I have recurring dreams where an ex lover appears. The dreams themselves are different from one another. I'm usually focused on something else in the dreams - tasks, people, work, music - when he appears. In each dream, I purposely try to avoid or ignore him, but he always makes a point of interacting. One dream recently was to say something negative, and in one last night he gave me a gift. Our relationship in waking life did not end well. I was very angry with him in the end, and with myself at the time because the relationship was not healthy nor good, and I had felt stupid and ashamed about how much I'd shared with him emotionally and physically. The last time I spoke to him was over two and a half years ago, and I don't think about him consciously anymore (though I did for quite some time after the initial parting because I was so upset and working out my feelings). Why is he showing up in my dreams now? I know it is not because I have any positive feelings for him, nor do I want to see him again. Am I still working out what happened? Maybe I am still reconciling my feelings about how I acted and my life and my actions? Is it something in my life now? I don't think anything is more different now than any time over the last few years, but perhaps this is a sign of feelings and actions I am not conscious of?
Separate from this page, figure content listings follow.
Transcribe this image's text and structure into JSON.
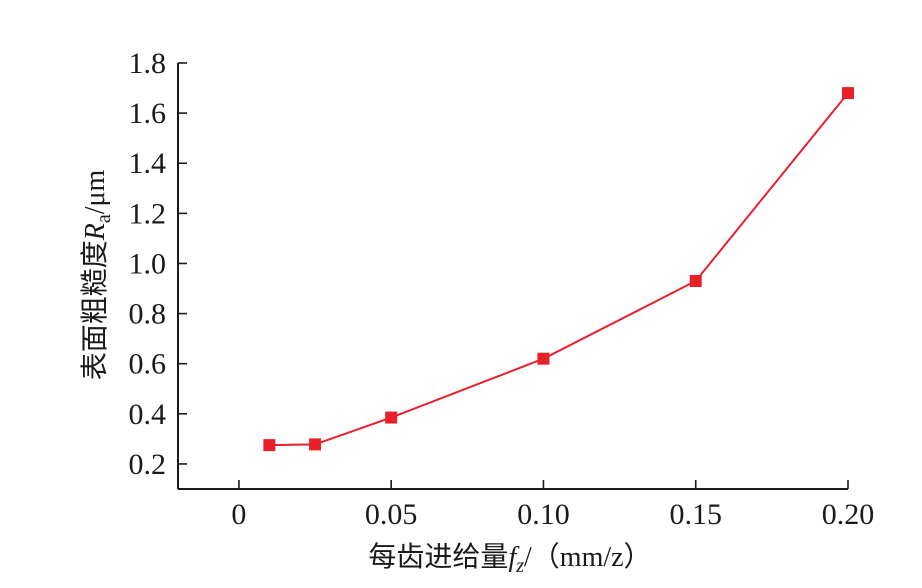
{
  "chart_data": {
    "type": "line",
    "x": [
      0.01,
      0.025,
      0.05,
      0.1,
      0.15,
      0.2
    ],
    "series": [
      {
        "values": [
          0.275,
          0.278,
          0.385,
          0.62,
          0.93,
          1.68
        ],
        "color": "#e8202a",
        "marker": "square"
      }
    ],
    "xlabel": {
      "prefix": "每齿进给量",
      "var": "f",
      "sub": "z",
      "suffix": "/（mm/z）"
    },
    "ylabel": {
      "prefix": "表面粗糙度",
      "var": "R",
      "sub": "a",
      "suffix": "/μm"
    },
    "xlim": [
      -0.02,
      0.2
    ],
    "ylim": [
      0.1,
      1.8
    ],
    "xticks": [
      0,
      0.05,
      0.1,
      0.15,
      0.2
    ],
    "xtick_labels": [
      "0",
      "0.05",
      "0.10",
      "0.15",
      "0.20"
    ],
    "yticks": [
      0.2,
      0.4,
      0.6,
      0.8,
      1.0,
      1.2,
      1.4,
      1.6,
      1.8
    ],
    "ytick_labels": [
      "0.2",
      "0.4",
      "0.6",
      "0.8",
      "1.0",
      "1.2",
      "1.4",
      "1.6",
      "1.8"
    ],
    "grid": false,
    "axis_color": "#1a1a1a"
  }
}
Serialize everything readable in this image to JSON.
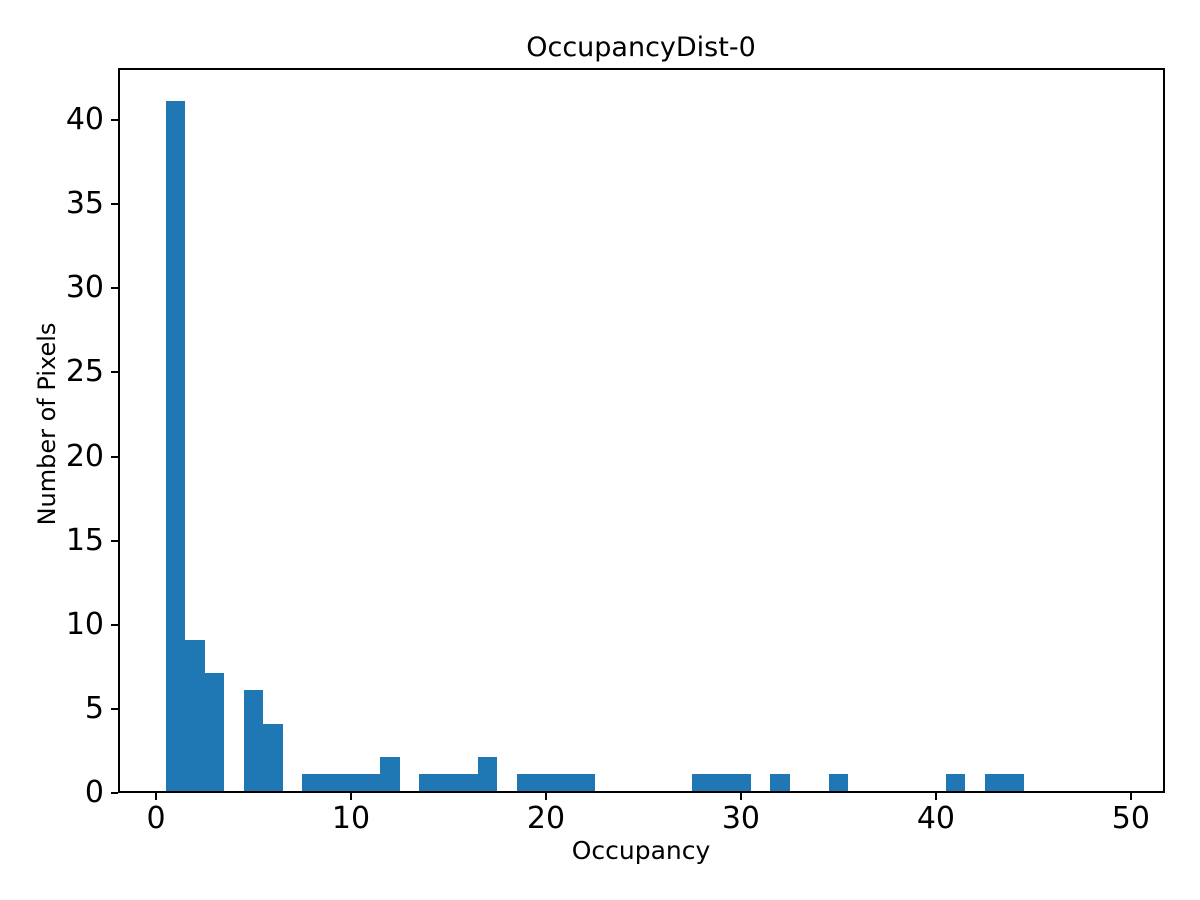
{
  "chart_data": {
    "type": "bar",
    "subtype": "histogram",
    "title": "OccupancyDist-0",
    "xlabel": "Occupancy",
    "ylabel": "Number of Pixels",
    "bar_color": "#1f77b4",
    "text_color": "#000000",
    "bin_width": 1,
    "xlim": [
      -1.95,
      51.75
    ],
    "ylim": [
      0,
      43.1
    ],
    "xticks": [
      0,
      10,
      20,
      30,
      40,
      50
    ],
    "yticks": [
      0,
      5,
      10,
      15,
      20,
      25,
      30,
      35,
      40
    ],
    "grid": false,
    "legend": null,
    "bars": [
      {
        "center": 1,
        "count": 41
      },
      {
        "center": 2,
        "count": 9
      },
      {
        "center": 3,
        "count": 7
      },
      {
        "center": 5,
        "count": 6
      },
      {
        "center": 6,
        "count": 4
      },
      {
        "center": 8,
        "count": 1
      },
      {
        "center": 9,
        "count": 1
      },
      {
        "center": 10,
        "count": 1
      },
      {
        "center": 11,
        "count": 1
      },
      {
        "center": 12,
        "count": 2
      },
      {
        "center": 14,
        "count": 1
      },
      {
        "center": 15,
        "count": 1
      },
      {
        "center": 16,
        "count": 1
      },
      {
        "center": 17,
        "count": 2
      },
      {
        "center": 19,
        "count": 1
      },
      {
        "center": 20,
        "count": 1
      },
      {
        "center": 21,
        "count": 1
      },
      {
        "center": 22,
        "count": 1
      },
      {
        "center": 28,
        "count": 1
      },
      {
        "center": 29,
        "count": 1
      },
      {
        "center": 30,
        "count": 1
      },
      {
        "center": 32,
        "count": 1
      },
      {
        "center": 35,
        "count": 1
      },
      {
        "center": 41,
        "count": 1
      },
      {
        "center": 43,
        "count": 1
      },
      {
        "center": 44,
        "count": 1
      }
    ]
  }
}
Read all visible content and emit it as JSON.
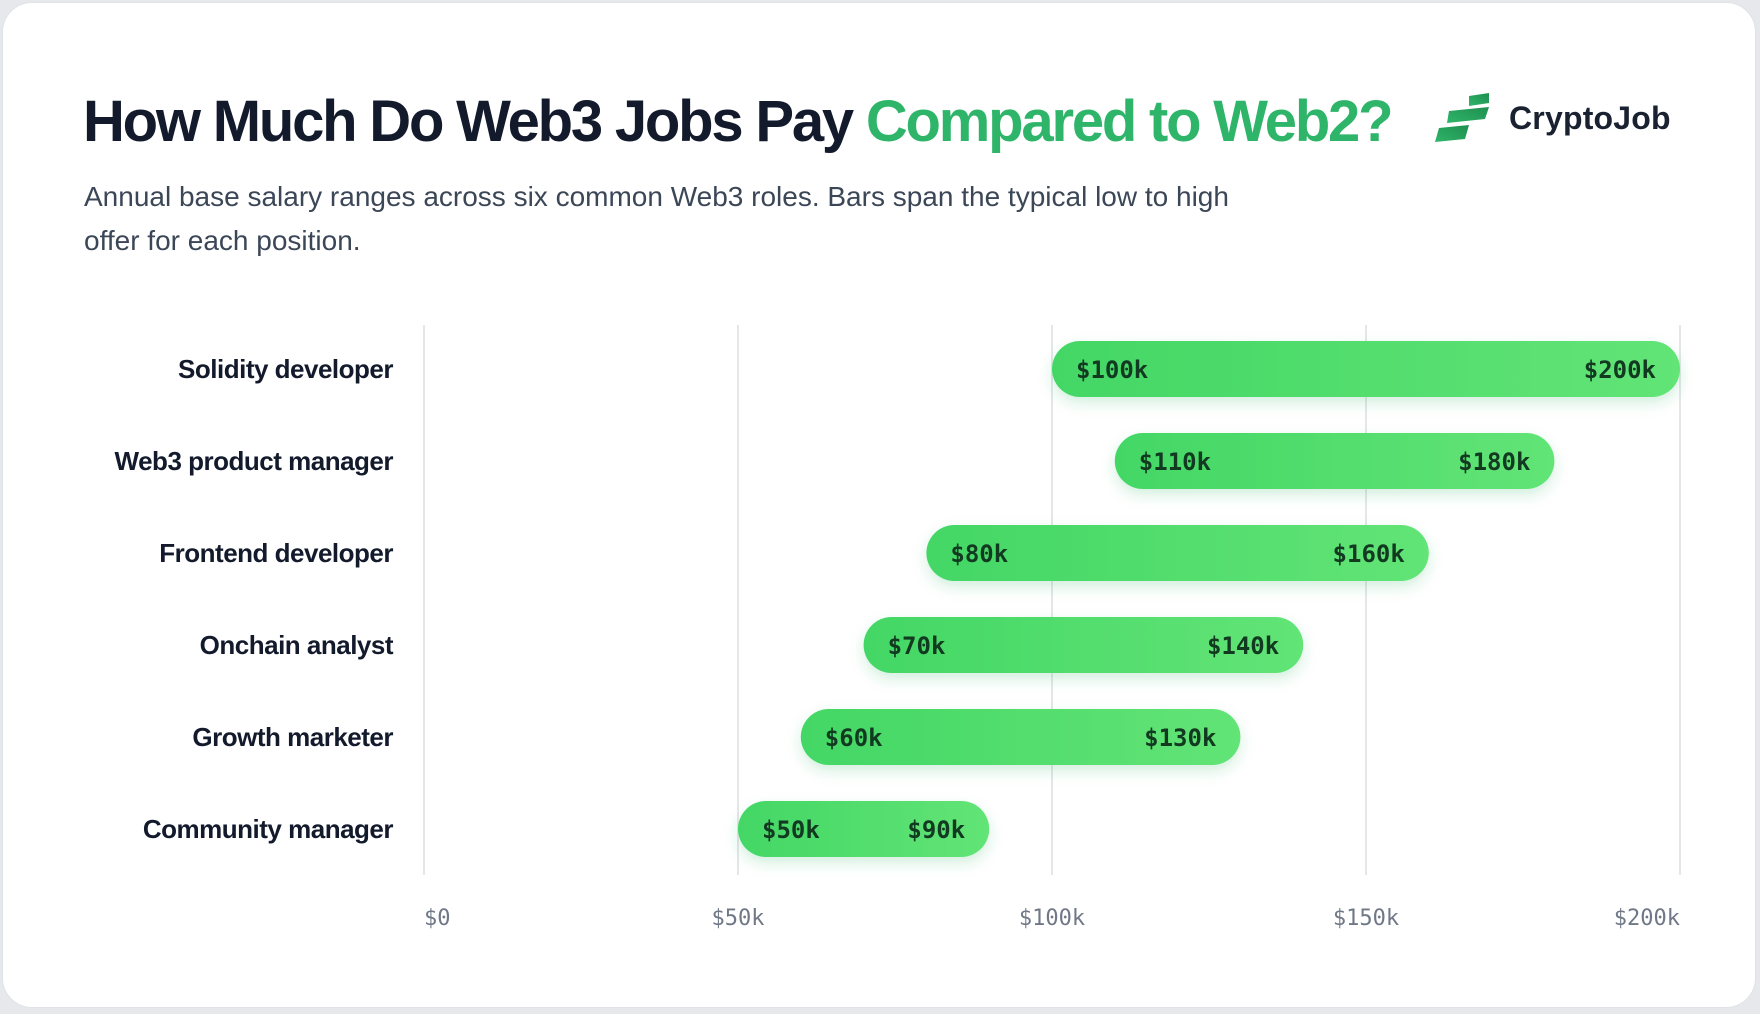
{
  "header": {
    "title_main": "How Much Do Web3 Jobs Pay",
    "title_accent": "Compared to Web2?",
    "subtitle": "Annual base salary ranges across six common Web3 roles. Bars span the typical low to high offer for each position."
  },
  "brand": {
    "name": "CryptoJob",
    "icon": "cryptojob-logo-icon"
  },
  "colors": {
    "title": "#121a2c",
    "accent": "#2fb56a",
    "bar_start": "#43d765",
    "bar_end": "#62e476",
    "bar_label": "#123a21",
    "grid": "#e4e6e9",
    "tick_label": "#707887"
  },
  "chart_data": {
    "type": "bar",
    "orientation": "horizontal",
    "subtype": "range",
    "categories": [
      "Solidity developer",
      "Web3 product manager",
      "Frontend developer",
      "Onchain analyst",
      "Growth marketer",
      "Community manager"
    ],
    "low": [
      100000,
      110000,
      80000,
      70000,
      60000,
      50000
    ],
    "high": [
      200000,
      180000,
      160000,
      140000,
      130000,
      90000
    ],
    "low_labels": [
      "$100k",
      "$110k",
      "$80k",
      "$70k",
      "$60k",
      "$50k"
    ],
    "high_labels": [
      "$200k",
      "$180k",
      "$160k",
      "$140k",
      "$130k",
      "$90k"
    ],
    "xlim": [
      0,
      200000
    ],
    "xticks": [
      0,
      50000,
      100000,
      150000,
      200000
    ],
    "xtick_labels": [
      "$0",
      "$50k",
      "$100k",
      "$150k",
      "$200k"
    ],
    "grid": true,
    "legend": "none"
  }
}
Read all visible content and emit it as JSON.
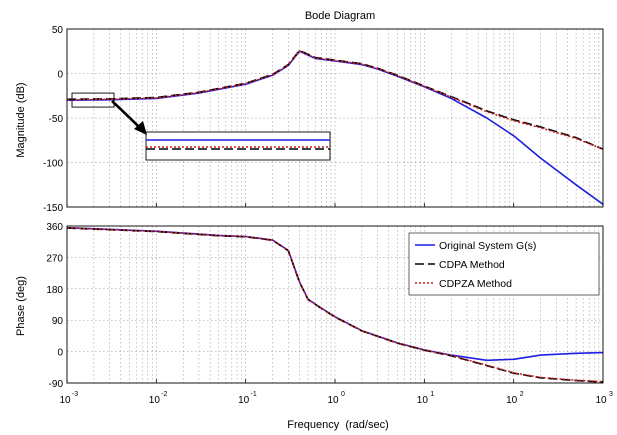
{
  "chart_data": [
    {
      "type": "line",
      "title": "Bode Diagram",
      "ylabel": "Magnitude (dB)",
      "xlabel": "",
      "x_scale": "log",
      "xlim": [
        0.001,
        1000
      ],
      "ylim": [
        -150,
        50
      ],
      "y_ticks": [
        "50",
        "0",
        "-50",
        "-100",
        "-150"
      ],
      "grid": true,
      "x": [
        0.001,
        0.003,
        0.01,
        0.03,
        0.1,
        0.2,
        0.3,
        0.4,
        0.6,
        1,
        2,
        3,
        5,
        10,
        20,
        50,
        100,
        200,
        500,
        1000
      ],
      "series": [
        {
          "name": "Original System G(s)",
          "color": "#1f1fe0",
          "dash": "solid",
          "values": [
            -30,
            -29.5,
            -28,
            -22,
            -12,
            -2,
            9,
            25,
            17,
            14,
            10,
            5,
            -3,
            -15,
            -28,
            -50,
            -70,
            -95,
            -125,
            -147
          ]
        },
        {
          "name": "CDPA Method",
          "color": "#000000",
          "dash": "long",
          "values": [
            -29,
            -28.5,
            -27,
            -21,
            -11,
            -1,
            10,
            26,
            18,
            15,
            11,
            6,
            -2,
            -14,
            -26,
            -42,
            -52,
            -60,
            -72,
            -85
          ]
        },
        {
          "name": "CDPZA Method",
          "color": "#cc1f1f",
          "dash": "dot",
          "values": [
            -29.5,
            -29,
            -27.5,
            -21.5,
            -11.5,
            -1.5,
            9.5,
            25.5,
            17.5,
            14.5,
            10.5,
            5.5,
            -2.5,
            -14.5,
            -26.5,
            -43,
            -53,
            -61,
            -73,
            -85
          ]
        }
      ]
    },
    {
      "type": "line",
      "ylabel": "Phase (deg)",
      "xlabel": "Frequency  (rad/sec)",
      "x_scale": "log",
      "xlim": [
        0.001,
        1000
      ],
      "ylim": [
        -90,
        360
      ],
      "y_ticks": [
        "360",
        "270",
        "180",
        "90",
        "0",
        "-90"
      ],
      "x_ticks": [
        "10",
        "10",
        "10",
        "10",
        "10",
        "10",
        "10"
      ],
      "x_tick_exponents": [
        "-3",
        "-2",
        "-1",
        "0",
        "1",
        "2",
        "3"
      ],
      "grid": true,
      "legend_position": "top-right",
      "x": [
        0.001,
        0.01,
        0.05,
        0.1,
        0.2,
        0.3,
        0.4,
        0.5,
        0.7,
        1,
        2,
        5,
        10,
        20,
        50,
        100,
        200,
        500,
        1000
      ],
      "series": [
        {
          "name": "Original System G(s)",
          "color": "#1f1fe0",
          "dash": "solid",
          "values": [
            355,
            345,
            333,
            330,
            320,
            290,
            200,
            150,
            125,
            100,
            60,
            25,
            5,
            -10,
            -25,
            -22,
            -10,
            -5,
            -3
          ]
        },
        {
          "name": "CDPA Method",
          "color": "#000000",
          "dash": "long",
          "values": [
            354,
            344,
            332,
            329,
            319,
            289,
            199,
            149,
            124,
            99,
            59,
            24,
            4,
            -12,
            -40,
            -62,
            -75,
            -83,
            -87
          ]
        },
        {
          "name": "CDPZA Method",
          "color": "#cc1f1f",
          "dash": "dot",
          "values": [
            354.5,
            344.5,
            332.5,
            329.5,
            319.5,
            289.5,
            199.5,
            149.5,
            124.5,
            99.5,
            59.5,
            24.5,
            4.5,
            -11,
            -39,
            -61,
            -74,
            -82,
            -86
          ]
        }
      ]
    }
  ]
}
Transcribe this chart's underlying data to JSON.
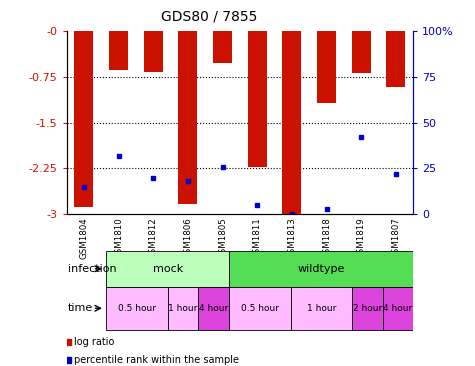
{
  "title": "GDS80 / 7855",
  "samples": [
    "GSM1804",
    "GSM1810",
    "GSM1812",
    "GSM1806",
    "GSM1805",
    "GSM1811",
    "GSM1813",
    "GSM1818",
    "GSM1819",
    "GSM1807"
  ],
  "log_ratios": [
    -2.88,
    -0.63,
    -0.67,
    -2.83,
    -0.52,
    -2.22,
    -3.0,
    -1.18,
    -0.68,
    -0.92
  ],
  "percentile_ranks": [
    15,
    32,
    20,
    18,
    26,
    5,
    0,
    3,
    42,
    22
  ],
  "ylim_left": [
    -3,
    0
  ],
  "ylim_right": [
    0,
    100
  ],
  "yticks_left": [
    0,
    -0.75,
    -1.5,
    -2.25,
    -3
  ],
  "yticks_right": [
    0,
    25,
    50,
    75,
    100
  ],
  "bar_color": "#cc1100",
  "dot_color": "#0000cc",
  "infection_groups": [
    {
      "label": "mock",
      "start": 0,
      "end": 3,
      "color": "#bbffbb"
    },
    {
      "label": "wildtype",
      "start": 4,
      "end": 9,
      "color": "#55dd55"
    }
  ],
  "time_groups": [
    {
      "label": "0.5 hour",
      "start": 0,
      "end": 1,
      "color": "#ffbbff"
    },
    {
      "label": "1 hour",
      "start": 2,
      "end": 2,
      "color": "#ffbbff"
    },
    {
      "label": "4 hour",
      "start": 3,
      "end": 3,
      "color": "#dd44dd"
    },
    {
      "label": "0.5 hour",
      "start": 4,
      "end": 5,
      "color": "#ffbbff"
    },
    {
      "label": "1 hour",
      "start": 6,
      "end": 7,
      "color": "#ffbbff"
    },
    {
      "label": "2 hour",
      "start": 8,
      "end": 8,
      "color": "#dd44dd"
    },
    {
      "label": "4 hour",
      "start": 9,
      "end": 9,
      "color": "#dd44dd"
    }
  ],
  "legend_items": [
    {
      "label": "log ratio",
      "color": "#cc1100"
    },
    {
      "label": "percentile rank within the sample",
      "color": "#0000cc"
    }
  ],
  "bar_width": 0.55,
  "axis_label_color_left": "#cc1100",
  "axis_label_color_right": "#0000cc"
}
I was watching an indoor tennis match with my flatmate and we were sitting on the front row talking during the tennis match. People were telling us to be quite but we kept on talking. Then the famous tennis player Roger Federa came over to us and told us that we were distracting him, but said that he would finish the game and then speak to us after. He finished his match and then took us backstage to the locker room and told us the secrets of good tennis. I wasn't paying attention to what he said but I was looking in his eyes.